On October 15, 2010, a panel of the U.S. Court of Appeals for the Eleventh Circuit reversed an earlier opinion that would have severely undermined the Class Action Fairness Act (CAFA). The decision was a victory for WLF, which argued in a brief filed in Cappuccitti v. DirecTV, Inc. that the panel’s earlier decision to dismiss the case for lack of federal jurisdiction under CAFA not only was contrary to binding circuit precedent, but wholly subverted the plain text of CAFA, which looks only to the aggregated amount of the claims of a class and not at the individual amount of any particular claim.

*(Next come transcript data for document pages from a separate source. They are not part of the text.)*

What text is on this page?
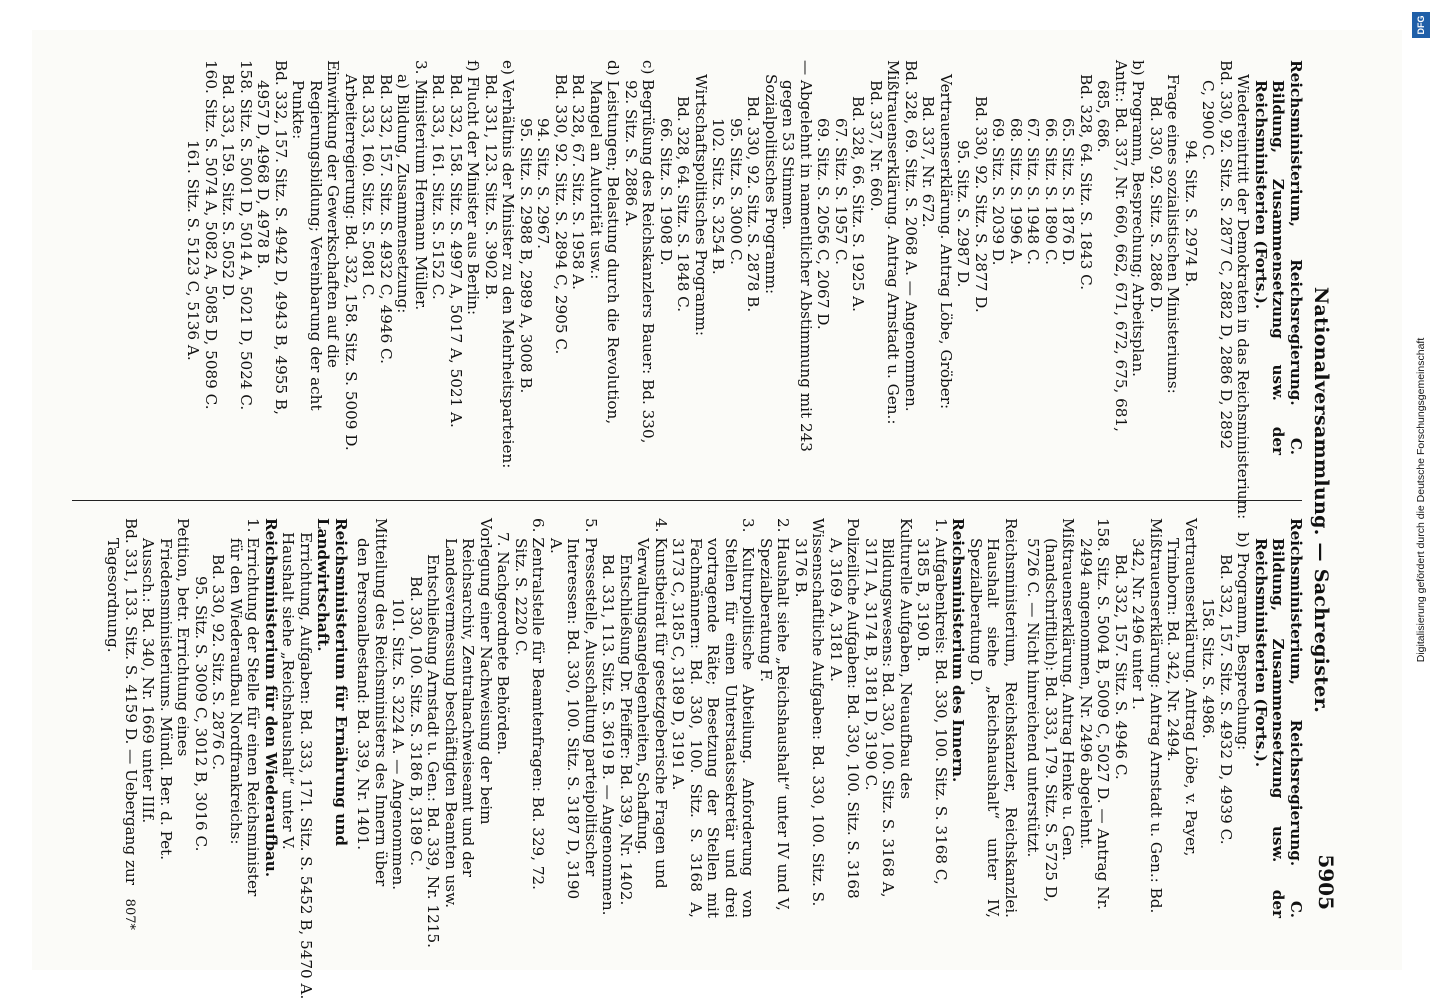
Nationalversammlung. — Sachregister.
5905

Reichsministerium, Reichsregierung. C. Bildung, Zusammensetzung usw. der Reichsministerien (Forts.).

Wiedereintritt der Demokraten in das Reichsministerium:
Bd. 330, 92. Sitz. S. 2877 C, 2882 D, 2886 D, 2892 C, 2900 C.
94. Sitz. S. 2974 B.
Frage eines sozialistischen Ministeriums:
Bd. 330, 92. Sitz. S. 2886 D.
b) Programm, Besprechung; Arbeitsplan.
Antr.: Bd. 337, Nr. 660, 662, 671, 672, 675, 681, 685, 686.
Bd. 328, 64. Sitz. S. 1843 C.
65. Sitz. S. 1876 D.
66. Sitz. S. 1890 C.
67. Sitz. S. 1948 C.
68. Sitz. S. 1996 A.
69. Sitz. S. 2039 D.
Bd. 330, 92. Sitz. S. 2877 D.
95. Sitz. S. 2987 D.
Vertrauenserklärung. Antrag Löbe, Gröber:
Bd. 337, Nr. 672.
Bd. 328, 69. Sitz. S. 2068 A. — Angenommen.
Mißtrauenserklärung. Antrag Arnstadt u. Gen.: Bd. 337, Nr. 660.
Bd. 328, 66. Sitz. S. 1925 A.
67. Sitz. S. 1957 C.
69. Sitz. S. 2056 C, 2067 D.
— Abgelehnt in namentlicher Abstimmung mit 243 gegen 53 Stimmen.
Sozialpolitisches Programm:
Bd. 330, 92. Sitz. S. 2878 B.
95. Sitz. S. 3000 C.
102. Sitz. S. 3254 B.
Wirtschaftspolitisches Programm:
Bd. 328, 64. Sitz. S. 1848 C.
66. Sitz. S. 1908 D.
c) Begrüßung des Reichskanzlers Bauer: Bd. 330, 92. Sitz. S. 2886 A.
d) Leistungen; Belastung durch die Revolution, Mangel an Autorität usw.:
Bd. 328, 67. Sitz. S. 1958 A.
Bd. 330, 92. Sitz. S. 2894 C, 2905 C.
94. Sitz. S. 2967.
95. Sitz. S. 2988 B, 2989 A, 3008 B.
e) Verhältnis der Minister zu den Mehrheitsparteien:
Bd. 331, 123. Sitz. S. 3902 B.
f) Flucht der Minister aus Berlin:
Bd. 332, 158. Sitz. S. 4997 A, 5017 A, 5021 A.
Bd. 333, 161. Sitz. S. 5152 C.
3. Ministerium Hermann Müller.
a) Bildung, Zusammensetzung:
Bd. 332, 157. Sitz. S. 4932 C, 4946 C.
Bd. 333, 160. Sitz. S. 5081 C.
Arbeiterregierung: Bd. 332, 158. Sitz. S. 5009 D.
Einwirkung der Gewerkschaften auf die Regierungsbildung; Vereinbarung der acht Punkte:
Bd. 332, 157. Sitz. S. 4942 D, 4943 B, 4955 B, 4957 D, 4968 D, 4978 B.
158. Sitz. S. 5001 D, 5014 A, 5021 D, 5024 C.
Bd. 333, 159. Sitz. S. 5052 D.
160. Sitz. S. 5074 A, 5082 A, 5085 D, 5089 C.
161. Sitz. S. 5123 C, 5136 A.

Reichsministerium, Reichsregierung. C. Bildung, Zusammensetzung usw. der Reichsministerien (Forts.).

b) Programm, Besprechung:
Bd. 332, 157. Sitz. S. 4932 D, 4939 C.
158. Sitz. S. 4986.
Vertrauenserklärung. Antrag Löbe, v. Payer, Trimborn: Bd. 342, Nr. 2494.
Mißtrauenserklärung: Antrag Arnstadt u. Gen.: Bd. 342, Nr. 2496 unter 1.
Bd. 332, 157. Sitz. S. 4946 C.
158. Sitz. S. 5004 B, 5009 C, 5027 D. — Antrag Nr. 2494 angenommen, Nr. 2496 abgelehnt.
Mißtrauenserklärung. Antrag Henke u. Gen. (handschriftlich): Bd. 333, 179. Sitz. S. 5725 D, 5726 C. — Nicht hinreichend unterstützt.

Reichsministerium, Reichskanzler, Reichskanzlei. Haushalt siehe „Reichshaushalt“ unter IV, Spezialberatung D.

Reichsministerium des Innern.

1. Aufgabenkreis: Bd. 330, 100. Sitz. S. 3168 C, 3185 B, 3190 B.
Kulturelle Aufgaben, Neuaufbau des Bildungswesens: Bd. 330, 100. Sitz. S. 3168 A, 3171 A, 3174 B, 3181 D, 3190 C.
Polizeiliche Aufgaben: Bd. 330, 100. Sitz. S. 3168 A, 3169 A, 3181 A.
Wissenschaftliche Aufgaben: Bd. 330, 100. Sitz. S. 3176 B.
2. Haushalt siehe „Reichshaushalt“ unter IV und V, Spezialberatung F.
3. Kulturpolitische Abteilung. Anforderung von Stellen für einen Unterstaatssekretär und drei vortragende Räte; Besetzung der Stellen mit Fachmännern: Bd. 330, 100. Sitz. S. 3168 A, 3173 C, 3185 C, 3189 D, 3191 A.
4. Kunstbeirat für gesetzgeberische Fragen und Verwaltungsangelegenheiten, Schaffung.
Entschließung Dr. Pfeiffer: Bd. 339, Nr. 1402.
Bd. 331, 113. Sitz. S. 3619 B. — Angenommen.
5. Pressestelle, Ausschaltung parteipolitischer Interessen: Bd. 330, 100. Sitz. S. 3187 D, 3190 A.
6. Zentralstelle für Beamtenfragen: Bd. 329, 72. Sitz. S. 2220 C.
7. Nachgeordnete Behörden.
Vorlegung einer Nachweisung der beim Reichsarchiv, Zentralnachweiseamt und der Landesvermessung beschäftigten Beamten usw.
Entschließung Arnstadt u. Gen.: Bd. 339, Nr. 1215.
Bd. 330, 100. Sitz. S. 3186 B, 3189 C.
101. Sitz. S. 3224 A. — Angenommen.
Mitteilung des Reichsministers des Innern über den Personalbestand: Bd. 339, Nr. 1401.

Reichsministerium für Ernährung und Landwirtschaft.

Errichtung, Aufgaben: Bd. 333, 171. Sitz. S. 5452 B, 5470 A.
Haushalt siehe „Reichshaushalt“ unter V.

Reichsministerium für den Wiederaufbau.

1. Errichtung der Stelle für einen Reichsminister für den Wiederaufbau Nordfrankreichs:
Bd. 330, 92. Sitz. S. 2876 C.
95. Sitz. S. 3009 C, 3012 B, 3016 C.
Petition, betr. Errichtung eines Friedensministeriums. Mündl. Ber. d. Pet. Aussch.: Bd. 340, Nr. 1669 unter IIIf.
Bd. 331, 133. Sitz. S. 4159 D. — Uebergang zur Tagesordnung.
807*
DFG
Digitalisierung gefördert durch die Deutsche Forschungsgemeinschaft
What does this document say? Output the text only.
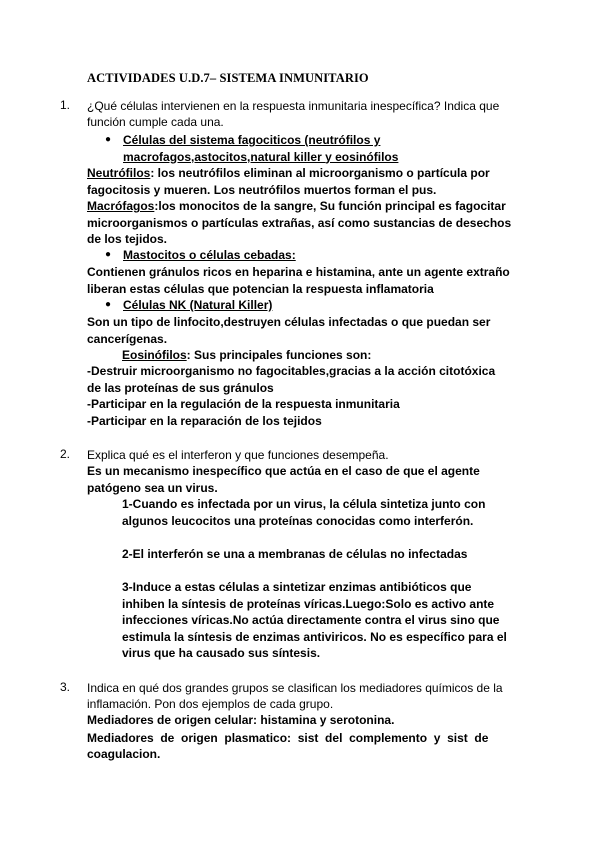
ACTIVIDADES U.D.7– SISTEMA INMUNITARIO
1. ¿Qué células intervienen en la respuesta inmunitaria inespecífica? Indica que
función cumple cada una.
● Células del sistema fagociticos (neutrófilos y
macrofagos,astocitos,natural killer y eosinófilos
Neutrófilos: los neutrófilos eliminan al microorganismo o partícula por
fagocitosis y mueren. Los neutrófilos muertos forman el pus.
Macrófagos:los monocitos de la sangre, Su función principal es fagocitar
microorganismos o partículas extrañas, así como sustancias de desechos
de los tejidos.
● Mastocitos o células cebadas:
Contienen gránulos ricos en heparina e histamina, ante un agente extraño
liberan estas células que potencian la respuesta inflamatoria
● Células NK (Natural Killer)
Son un tipo de linfocito,destruyen células infectadas o que puedan ser
cancerígenas.
Eosinófilos: Sus principales funciones son:
-Destruir microorganismo no fagocitables,gracias a la acción citotóxica
de las proteínas de sus gránulos
-Participar en la regulación de la respuesta inmunitaria
-Participar en la reparación de los tejidos
2. Explica qué es el interferon y que funciones desempeña.
Es un mecanismo inespecífico que actúa en el caso de que el agente
patógeno sea un virus.
1-Cuando es infectada por un virus, la célula sintetiza junto con
algunos leucocitos una proteínas conocidas como interferón.
2-El interferón se una a membranas de células no infectadas
3-Induce a estas células a sintetizar enzimas antibióticos que
inhiben la síntesis de proteínas víricas.Luego:Solo es activo ante
infecciones víricas.No actúa directamente contra el virus sino que
estimula la síntesis de enzimas antiviricos. No es específico para el
virus que ha causado sus síntesis.
3. Indica en qué dos grandes grupos se clasifican los mediadores químicos de la
inflamación. Pon dos ejemplos de cada grupo.
Mediadores de origen celular: histamina y serotonina.
Mediadores  de  origen  plasmatico:  sist  del  complemento  y  sist  de
coagulacion.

Agreeing with WLF, the Eleventh Circuit granted panel rehearing and replaced its prior opinion, explaining that “subsequent reflection has led us to conclude that our interpretation [of CAFA] was incorrect.” The panel’s rehearing and reversal restores sanity to the application of CAFA in the Eleventh Circuit. It is somewhat unusual for a panel of federal appellate judges to admit error, but in this case they had no better choice. The panel’s earlier opinion was utterly unsupported by CAFA’s text or legislative history and ignored congressional intent.
The case arose in connection with a consumer class action filed in the U.S. District Court for the Northern District of Georgia by consumers challenging DirecTV’s assessment of early-termination fees for subscribers who chose to cancel their satellite television service before the expiration of their contractual commitment. The fees at issue for each member of the class were, at most, in the hundreds of dollars, but the aggregate amount in controversy easily exceeded $5 million—the threshold amount in controversy under CAFA. The plaintiffs thus asserted, and DirecTV did not dispute, that federal jurisdiction existed under CAFA.
On interlocutory appeal of the district court’s denial of a motion to compel arbitration, however, the appeals court panel stunningly declined to rule on the substance of the appeal. Instead, acting sua sponte and without even providing the parties an opportunity to brief the jurisdictional issue, the appeals court ruled that the trial court lacked jurisdiction to hear the case under CAFA and remanded the case for dismissal. The panel based its decision on its view that in a CAFA action originally filed in federal court, at least one of the plaintiffs must allege an amount in controversy of more than $75,000—the threshold for ordinary diversity jurisdiction. But, as WLF pointed out in its brief, the primary goal of CAFA was to expand federal jurisdiction over large, multi-state class actions that did not satisfy the traditional requirements for diversity jurisdiction. In other words, CAFA was intended to replace the $75,000 amount-in-controversy requirement for class actions.